Alle Ausgaben / 2006 Andacht von Christine Wunschik

Vertrauen wagen

Andacht zur Jahreslosung 2007

Von Christine Wunschik


Lied: Ich sing dir mein Lied, in ihm klingt mein Leben (Kopiervorlage in ahzw 4-1997; auch in Kirchentags- und ähnlichen Liederbüchern zu finden), oder: Was Gott tut, das ist wohlgetan (EG 372,1-3)

Bildbetrachtung

Jede Frau erhält eine Jahreslosungskarte „Das rote Menschennetz“. (Bezug: Ev. Frauenhilfe in Deutschland; Adresse siehe Impressum S. 83. Das Motiv kann zusammen mit weiterem Material zum Bild auch als Folie für Overheadprojektor bestellt werden; vgl. beigelegten Werbeflyer.)

In der Gruppe wird zusammengetragen, was die Frauen auf dem Bild sehen (10 bis 15 Minuten). Alle Gedanken sind wichtig und sollen geäußert werden! Anschließend wird der folgende Text vorgetragen (evtl. an die Gruppe angepasst).

Bild und Jahreslosung
Vielfältig ist dieses Bild: Ein Kreuz, ein Stern, leicht, luftig.
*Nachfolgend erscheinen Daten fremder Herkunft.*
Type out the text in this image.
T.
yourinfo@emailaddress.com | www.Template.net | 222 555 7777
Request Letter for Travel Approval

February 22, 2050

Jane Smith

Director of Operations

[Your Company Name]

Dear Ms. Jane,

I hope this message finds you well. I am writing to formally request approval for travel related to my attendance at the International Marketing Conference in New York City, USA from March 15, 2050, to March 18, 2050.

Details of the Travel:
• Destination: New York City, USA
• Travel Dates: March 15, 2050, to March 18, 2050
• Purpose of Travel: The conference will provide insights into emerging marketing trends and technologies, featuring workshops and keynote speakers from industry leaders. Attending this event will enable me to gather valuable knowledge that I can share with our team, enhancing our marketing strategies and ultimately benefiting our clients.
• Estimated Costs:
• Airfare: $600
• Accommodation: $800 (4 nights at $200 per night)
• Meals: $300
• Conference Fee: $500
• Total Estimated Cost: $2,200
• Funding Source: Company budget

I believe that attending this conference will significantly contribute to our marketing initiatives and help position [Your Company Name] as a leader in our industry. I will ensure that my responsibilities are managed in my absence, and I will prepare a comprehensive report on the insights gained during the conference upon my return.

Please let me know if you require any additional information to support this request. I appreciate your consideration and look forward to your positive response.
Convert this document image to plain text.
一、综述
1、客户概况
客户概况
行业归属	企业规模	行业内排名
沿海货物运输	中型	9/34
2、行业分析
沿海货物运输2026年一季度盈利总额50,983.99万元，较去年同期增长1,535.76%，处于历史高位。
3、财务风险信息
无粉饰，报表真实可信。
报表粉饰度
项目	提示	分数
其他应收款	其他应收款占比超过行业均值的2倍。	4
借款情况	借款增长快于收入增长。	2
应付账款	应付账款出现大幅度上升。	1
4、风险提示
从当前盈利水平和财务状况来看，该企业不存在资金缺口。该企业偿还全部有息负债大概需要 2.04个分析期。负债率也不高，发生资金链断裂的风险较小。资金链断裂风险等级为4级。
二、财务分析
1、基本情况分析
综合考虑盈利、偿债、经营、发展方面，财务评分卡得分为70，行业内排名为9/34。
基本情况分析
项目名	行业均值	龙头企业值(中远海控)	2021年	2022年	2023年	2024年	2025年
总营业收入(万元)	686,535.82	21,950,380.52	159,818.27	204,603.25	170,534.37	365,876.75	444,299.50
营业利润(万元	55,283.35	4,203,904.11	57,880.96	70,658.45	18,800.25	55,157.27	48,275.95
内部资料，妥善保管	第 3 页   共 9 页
Menschen, wie ein Ballett aus Fallschirmspringern oder aus Schwimmerinnen. – Sie halten sich an Händen und Füßen. – Jede reicht anderen die Hände. – Gelb wie die Sonne die Menschengruppe. – „Brüder, zur Sonne, zur Freiheit“: Haben wir hier die weibliche Entsprechung? – Immer kleiner werden die Menschen in der Mitte; sind sie höher, tiefer, konzentrierter, näher an der Mitte des Lebens? – Alle streben zur Mitte. Vom Groben zum Feinen kommt es auf den Punkt.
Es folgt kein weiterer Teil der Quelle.